November commenced with the arrest of Lebanese and Palestinian migrants attempting to flee from the shores of North Lebanon. This crackdown, led by the Lebanese Armed Forces, follows one of the worst migrant boat tragedies in recent history when a boat launched from Lebanon capsized off the Syrian coast in September. The sinkage claimed the lives of over 100 passengers. These events form a growing pattern of refugees and migrants, increasingly of Lebanese citizenship, attempting to escape the country by boat.
Attempts by the political elite to avoid addressing the economic reality at the root of informal migration most often manifests in a narrative pinning Lebanon’s ongoing crisis on Syrian refugees. For instance, Caretaker Prime Minister Najib Mikati addressed the UN General Assembly in September claiming that Syrians have “overwhelmed Lebanon’s capacity to bear the burden.” The statement comes alongside a plan by the Lebanese Ministry of Displaced to repatriate 15,000 Syrian refugees per month. An estimated 1,000 individuals have already been returned to Syria in the first two convoys. Another markedly less publicised instrument is a Bilateral Readmission Agreement with Cyprus, renewed in 2020, enabling the forcible return of migrants arriving by sea to Cyprus from Lebanon.
“The Lebanese state … will try to find a person that is responsible like we also saw in the case of the shipwreck in April,” said Corinna Zeitz, spokeswoman for Alarm Phone, a mobile hotline for refugees in distress in the Mediterranean.
Survivors of a migrant boat sinkage off Tripoli last April described deliberate Lebanese navy ramming as responsible for the tragedy in which around 40 passengers died. The Lebanese authorities swiftly responded with an Internal Security Forces (ISF) campaign arresting smuggling suspects. Smugglers have since been presented as orchestrating migrant boat crossings, carelessly overloading vessels, and ignoring safety requirements. Markedly less publicised was a lawsuit filed by victims’ families from the April sinkage alleging that the Lebanese army had detained missing survivors.

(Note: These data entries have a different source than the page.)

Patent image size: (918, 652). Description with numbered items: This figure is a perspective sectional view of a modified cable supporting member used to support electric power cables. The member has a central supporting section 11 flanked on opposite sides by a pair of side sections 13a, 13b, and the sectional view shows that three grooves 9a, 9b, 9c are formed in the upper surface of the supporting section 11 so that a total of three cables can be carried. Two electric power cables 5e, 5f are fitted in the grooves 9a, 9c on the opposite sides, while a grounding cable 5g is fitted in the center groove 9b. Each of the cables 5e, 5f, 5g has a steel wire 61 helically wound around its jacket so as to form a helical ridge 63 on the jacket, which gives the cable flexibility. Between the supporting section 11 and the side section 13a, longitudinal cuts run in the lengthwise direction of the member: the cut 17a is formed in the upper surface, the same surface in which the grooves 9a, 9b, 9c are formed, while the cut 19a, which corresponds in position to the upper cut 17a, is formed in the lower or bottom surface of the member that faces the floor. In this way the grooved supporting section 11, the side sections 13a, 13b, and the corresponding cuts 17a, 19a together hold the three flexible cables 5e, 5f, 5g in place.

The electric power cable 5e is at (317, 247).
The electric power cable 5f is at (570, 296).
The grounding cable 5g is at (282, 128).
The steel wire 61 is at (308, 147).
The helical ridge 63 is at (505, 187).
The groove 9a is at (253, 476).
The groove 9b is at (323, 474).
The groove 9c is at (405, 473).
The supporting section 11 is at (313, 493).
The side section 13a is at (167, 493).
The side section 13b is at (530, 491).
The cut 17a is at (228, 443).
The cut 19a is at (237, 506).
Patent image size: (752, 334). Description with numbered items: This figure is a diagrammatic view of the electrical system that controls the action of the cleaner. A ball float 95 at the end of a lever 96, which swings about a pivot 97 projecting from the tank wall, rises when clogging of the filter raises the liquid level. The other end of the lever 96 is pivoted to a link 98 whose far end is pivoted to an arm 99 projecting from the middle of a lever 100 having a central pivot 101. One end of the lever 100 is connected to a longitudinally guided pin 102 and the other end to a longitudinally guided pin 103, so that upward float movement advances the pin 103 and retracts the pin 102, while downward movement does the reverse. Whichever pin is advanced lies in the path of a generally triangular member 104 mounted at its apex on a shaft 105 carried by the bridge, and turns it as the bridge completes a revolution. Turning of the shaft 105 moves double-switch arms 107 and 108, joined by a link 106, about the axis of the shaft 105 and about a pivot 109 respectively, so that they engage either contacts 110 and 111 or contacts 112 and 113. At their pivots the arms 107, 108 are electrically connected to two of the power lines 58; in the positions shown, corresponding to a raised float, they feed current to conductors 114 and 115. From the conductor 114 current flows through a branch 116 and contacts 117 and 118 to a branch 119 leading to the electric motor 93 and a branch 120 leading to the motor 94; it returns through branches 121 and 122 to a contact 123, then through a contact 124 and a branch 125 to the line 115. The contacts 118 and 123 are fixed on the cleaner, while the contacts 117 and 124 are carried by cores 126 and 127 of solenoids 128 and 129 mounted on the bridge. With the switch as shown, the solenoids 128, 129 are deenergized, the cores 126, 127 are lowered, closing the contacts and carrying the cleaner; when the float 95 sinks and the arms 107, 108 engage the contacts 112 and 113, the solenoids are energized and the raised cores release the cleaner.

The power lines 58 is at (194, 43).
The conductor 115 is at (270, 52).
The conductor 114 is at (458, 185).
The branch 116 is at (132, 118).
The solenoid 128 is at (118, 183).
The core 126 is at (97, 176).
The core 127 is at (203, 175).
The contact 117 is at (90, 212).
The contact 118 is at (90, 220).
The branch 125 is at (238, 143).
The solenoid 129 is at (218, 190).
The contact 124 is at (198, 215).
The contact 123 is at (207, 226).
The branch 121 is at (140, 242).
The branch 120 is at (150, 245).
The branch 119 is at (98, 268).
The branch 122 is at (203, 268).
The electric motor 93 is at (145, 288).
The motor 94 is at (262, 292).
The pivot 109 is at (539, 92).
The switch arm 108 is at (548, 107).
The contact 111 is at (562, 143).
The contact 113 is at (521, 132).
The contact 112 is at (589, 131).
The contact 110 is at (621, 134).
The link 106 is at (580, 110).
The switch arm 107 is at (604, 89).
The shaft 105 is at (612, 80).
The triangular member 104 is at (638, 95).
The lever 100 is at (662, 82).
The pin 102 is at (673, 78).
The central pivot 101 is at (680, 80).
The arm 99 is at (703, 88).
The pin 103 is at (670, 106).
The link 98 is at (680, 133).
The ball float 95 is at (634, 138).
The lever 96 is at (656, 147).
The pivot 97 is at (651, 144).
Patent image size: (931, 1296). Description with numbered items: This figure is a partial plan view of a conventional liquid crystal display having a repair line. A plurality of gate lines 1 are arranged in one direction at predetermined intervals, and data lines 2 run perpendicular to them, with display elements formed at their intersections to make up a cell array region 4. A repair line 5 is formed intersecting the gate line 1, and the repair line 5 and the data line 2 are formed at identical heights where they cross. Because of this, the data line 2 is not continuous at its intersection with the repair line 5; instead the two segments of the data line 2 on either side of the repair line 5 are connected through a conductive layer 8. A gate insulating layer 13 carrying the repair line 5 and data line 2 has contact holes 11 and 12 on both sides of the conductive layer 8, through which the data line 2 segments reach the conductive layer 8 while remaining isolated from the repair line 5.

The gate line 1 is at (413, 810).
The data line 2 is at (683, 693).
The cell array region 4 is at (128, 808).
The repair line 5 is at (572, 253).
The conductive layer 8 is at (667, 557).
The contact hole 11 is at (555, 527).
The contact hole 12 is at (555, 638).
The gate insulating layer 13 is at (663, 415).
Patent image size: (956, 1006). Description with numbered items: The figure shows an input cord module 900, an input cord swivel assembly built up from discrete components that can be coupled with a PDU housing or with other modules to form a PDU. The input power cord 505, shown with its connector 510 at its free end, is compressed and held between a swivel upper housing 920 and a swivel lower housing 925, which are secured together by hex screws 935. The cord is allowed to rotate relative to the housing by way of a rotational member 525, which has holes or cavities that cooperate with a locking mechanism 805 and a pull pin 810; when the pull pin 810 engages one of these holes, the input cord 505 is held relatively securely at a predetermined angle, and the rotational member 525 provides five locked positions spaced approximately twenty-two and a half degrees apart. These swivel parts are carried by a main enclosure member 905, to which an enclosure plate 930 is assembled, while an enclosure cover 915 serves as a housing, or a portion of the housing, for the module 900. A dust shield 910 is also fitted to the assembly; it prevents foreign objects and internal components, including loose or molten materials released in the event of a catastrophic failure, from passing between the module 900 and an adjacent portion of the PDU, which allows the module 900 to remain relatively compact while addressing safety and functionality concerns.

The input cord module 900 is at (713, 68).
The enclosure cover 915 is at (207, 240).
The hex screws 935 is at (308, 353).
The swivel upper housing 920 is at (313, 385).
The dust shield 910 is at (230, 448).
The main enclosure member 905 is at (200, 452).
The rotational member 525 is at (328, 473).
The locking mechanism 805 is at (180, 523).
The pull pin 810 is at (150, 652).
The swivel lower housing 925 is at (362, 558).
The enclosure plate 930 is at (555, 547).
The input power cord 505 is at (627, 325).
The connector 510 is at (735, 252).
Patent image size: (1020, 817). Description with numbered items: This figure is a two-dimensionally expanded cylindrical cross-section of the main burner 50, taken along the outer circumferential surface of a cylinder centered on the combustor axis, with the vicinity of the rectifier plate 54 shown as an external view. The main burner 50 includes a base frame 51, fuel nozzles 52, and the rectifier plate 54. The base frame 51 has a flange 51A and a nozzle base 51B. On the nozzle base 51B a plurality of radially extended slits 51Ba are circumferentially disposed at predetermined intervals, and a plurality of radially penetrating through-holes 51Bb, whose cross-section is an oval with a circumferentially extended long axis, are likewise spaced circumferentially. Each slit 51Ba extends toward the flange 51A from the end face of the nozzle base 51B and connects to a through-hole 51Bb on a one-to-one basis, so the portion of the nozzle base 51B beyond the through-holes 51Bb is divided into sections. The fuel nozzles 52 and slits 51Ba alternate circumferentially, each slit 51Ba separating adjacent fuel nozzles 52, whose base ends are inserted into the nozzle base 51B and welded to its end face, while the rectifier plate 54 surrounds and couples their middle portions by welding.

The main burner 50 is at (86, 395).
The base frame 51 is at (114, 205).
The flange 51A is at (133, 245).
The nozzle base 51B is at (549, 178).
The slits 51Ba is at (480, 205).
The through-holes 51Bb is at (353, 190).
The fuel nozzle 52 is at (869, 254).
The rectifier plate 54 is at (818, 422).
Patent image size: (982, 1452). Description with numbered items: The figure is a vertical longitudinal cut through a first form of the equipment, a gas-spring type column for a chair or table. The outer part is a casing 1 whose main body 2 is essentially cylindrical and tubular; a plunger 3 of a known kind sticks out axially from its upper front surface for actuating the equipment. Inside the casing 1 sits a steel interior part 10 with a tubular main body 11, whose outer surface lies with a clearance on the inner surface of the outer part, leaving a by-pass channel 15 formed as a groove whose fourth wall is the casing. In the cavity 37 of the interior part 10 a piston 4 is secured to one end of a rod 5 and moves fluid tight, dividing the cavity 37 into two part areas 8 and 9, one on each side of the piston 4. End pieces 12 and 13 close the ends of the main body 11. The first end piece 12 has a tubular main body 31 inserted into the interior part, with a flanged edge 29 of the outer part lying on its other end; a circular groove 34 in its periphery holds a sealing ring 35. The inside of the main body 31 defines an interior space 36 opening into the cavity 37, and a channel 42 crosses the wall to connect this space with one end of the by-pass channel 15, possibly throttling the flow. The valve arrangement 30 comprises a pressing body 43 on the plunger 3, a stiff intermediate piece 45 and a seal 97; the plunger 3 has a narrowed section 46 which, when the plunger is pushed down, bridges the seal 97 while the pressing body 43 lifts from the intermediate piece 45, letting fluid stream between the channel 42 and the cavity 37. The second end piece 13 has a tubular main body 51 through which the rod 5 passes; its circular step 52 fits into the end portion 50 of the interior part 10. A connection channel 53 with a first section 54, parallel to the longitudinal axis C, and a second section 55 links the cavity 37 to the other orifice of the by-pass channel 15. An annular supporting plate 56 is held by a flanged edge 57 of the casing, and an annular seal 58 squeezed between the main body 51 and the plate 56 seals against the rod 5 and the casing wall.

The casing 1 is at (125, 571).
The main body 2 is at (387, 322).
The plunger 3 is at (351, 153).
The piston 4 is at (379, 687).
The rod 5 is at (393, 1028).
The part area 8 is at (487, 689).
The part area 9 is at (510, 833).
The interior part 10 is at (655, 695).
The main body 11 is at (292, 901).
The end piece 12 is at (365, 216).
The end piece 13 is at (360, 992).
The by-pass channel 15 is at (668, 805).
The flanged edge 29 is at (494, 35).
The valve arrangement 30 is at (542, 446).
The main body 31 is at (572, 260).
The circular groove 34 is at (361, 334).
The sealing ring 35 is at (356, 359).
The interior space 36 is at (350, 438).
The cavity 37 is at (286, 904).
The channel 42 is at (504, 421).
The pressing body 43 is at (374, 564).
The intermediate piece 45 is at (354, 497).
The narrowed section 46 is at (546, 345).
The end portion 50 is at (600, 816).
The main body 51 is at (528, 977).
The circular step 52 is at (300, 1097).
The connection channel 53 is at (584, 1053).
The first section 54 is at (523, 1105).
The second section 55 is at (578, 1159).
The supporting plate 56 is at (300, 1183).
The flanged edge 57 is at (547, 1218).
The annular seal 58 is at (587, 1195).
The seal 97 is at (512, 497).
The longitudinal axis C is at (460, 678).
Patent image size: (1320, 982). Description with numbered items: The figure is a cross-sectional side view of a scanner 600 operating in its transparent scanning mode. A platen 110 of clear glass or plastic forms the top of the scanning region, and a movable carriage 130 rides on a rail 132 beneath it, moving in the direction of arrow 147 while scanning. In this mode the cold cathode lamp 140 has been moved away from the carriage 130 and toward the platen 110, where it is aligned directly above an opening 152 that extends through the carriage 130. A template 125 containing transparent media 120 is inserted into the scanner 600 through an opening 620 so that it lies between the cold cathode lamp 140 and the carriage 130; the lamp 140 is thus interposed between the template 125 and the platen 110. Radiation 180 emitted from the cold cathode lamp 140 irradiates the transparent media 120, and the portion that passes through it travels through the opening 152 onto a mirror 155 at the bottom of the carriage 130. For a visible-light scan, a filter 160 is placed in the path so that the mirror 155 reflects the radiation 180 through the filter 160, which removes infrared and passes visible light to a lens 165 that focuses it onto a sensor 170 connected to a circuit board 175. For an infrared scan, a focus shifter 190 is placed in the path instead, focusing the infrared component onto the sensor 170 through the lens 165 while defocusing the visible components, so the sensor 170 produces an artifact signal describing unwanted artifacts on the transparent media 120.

Such diversion tactics come as no surprise. “It is the classic extreme right-wing discourse that puts the responsibility on the victim rather than the executioner,” explained Wadih Al-Asmar, President of the Lebanese Center for Human Rights. Indeed, it is decades of government mismanagement and systemic corruption that most Lebanese view as responsible for the current situation compelling nationals to flee.